Date 30 November 2023

The Ivory-billed Woodpecker is a magnificent bird of the southeastern United States that has survived in barely detectable numbers for about 100 years. After initially being feared extinct, two of these birds were found in Florida in 1924, but they were shot the next day. In the 1930s, a small population was discovered in Louisiana, but those birds vanished as the area was being logged.

During the next several decades, there were numerous reports of sightings of what would be a good candidate for the most elusive bird in the world, but there were no published reports of sightings until 2005, when a group of ornithologists announced a series of sightings in Arkansas in an article that was featured on the cover of Science. Despite published reports of sightings in Florida and Louisiana in the years that followed, the persistence of the Ivory-billed Woodpecker became controversial when nobody managed to obtain a clear photo.

In 2021, the Journal of Theoretical and Computational Sciences published an article by Dr. Michael Collins that discusses possible applications of acoustics to locating these birds and provides an overview of the strongest evidence, which appears in videos that were obtained in Louisiana and Florida during three encounters with birds that were identified in the field as Ivory-billed Woodpeckers. The day before that article was published, the U.S. Fish & Wildlife Service announced a decision to declare the Ivory-billed Woodpecker extinct, which was made without addressing the strongest evidence. The Editor of JTCA then invited a follow-up article, which discusses how this issue evolved into something that should be regarded as a science scandal.

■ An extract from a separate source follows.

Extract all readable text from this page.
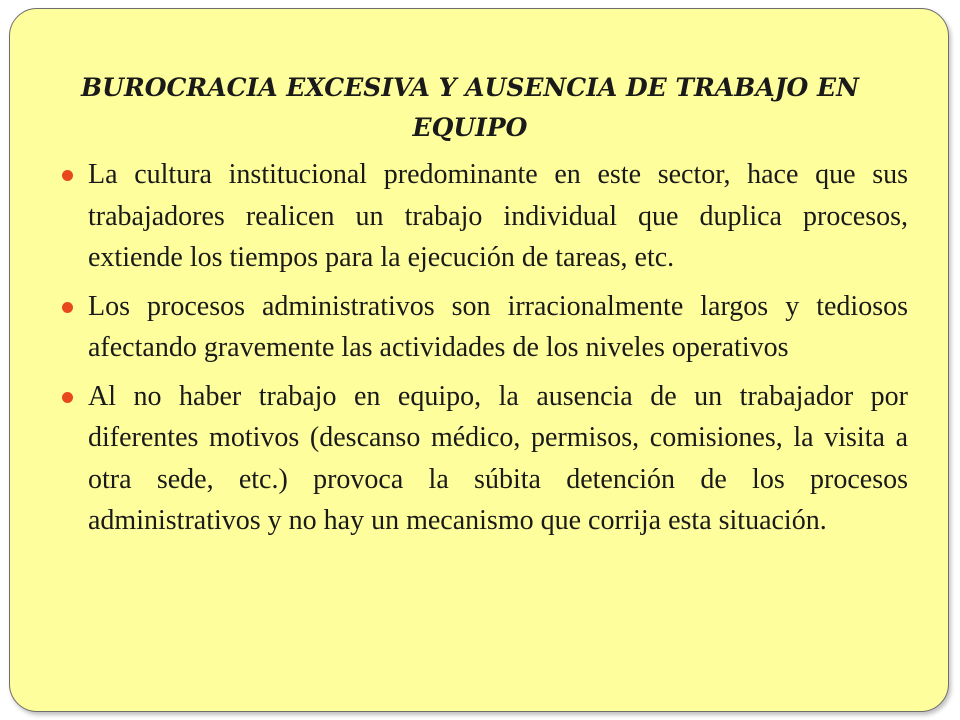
BUROCRACIA EXCESIVA Y AUSENCIA DE TRABAJO EN EQUIPO
La cultura institucional predominante en este sector, hace que sus trabajadores realicen un trabajo individual que duplica procesos, extiende los tiempos para la ejecución de tareas, etc.
Los procesos administrativos son irracionalmente largos y tediosos afectando gravemente las actividades de los niveles operativos
Al no haber trabajo en equipo, la ausencia de un trabajador por diferentes motivos (descanso médico, permisos, comisiones, la visita a otra sede, etc.) provoca la súbita detención de los procesos administrativos y no hay un mecanismo que corrija esta situación.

After attacking relatively weak evidence from Arkansas and becoming entrenched in the position that the Ivory-billed Woodpecker is extinct, critics anonymously used specious arguments to delay the publication of the strongest evidence, which they never openly addressed after its eventual publication. Some of the leading science journals helped to enable the scandal by failing to provide diligent oversight. For example, a submission to the Proceedings of the National Academy of Sciences was rejected on the basis of an unfounded assertion that the speed of one of the videos was altered in order to increase the apparent wingbeat frequency and flight speed. It would have been easy to debunk the assertion by inspecting the raw digital video, but the editor declined to investigate.

After further developments, the Editor of JTCA invited Collins to submit another follow-up article. The decision to declare the species extinct was based on a five-year review of evidence for persistence. It came to light during an interview that the person who conducted the five-year review was unaware of basic facts about the strongest evidence. Earlier this year, additional claims of sightings and evidence from Louisiana were announced in an article by Latta et al., including a video that was promoted as being "among the strongest evidence to date" for the persistence of the Ivory-billed Woodpecker. In an article that just came out in JTCA, Collins argues that Latta et al. were misled by apparent white markings that are due to solar glare, and they overlooked field marks and flight characteristics that are consistent with the Pileated Woodpecker, not the Ivory-billed Woodpecker.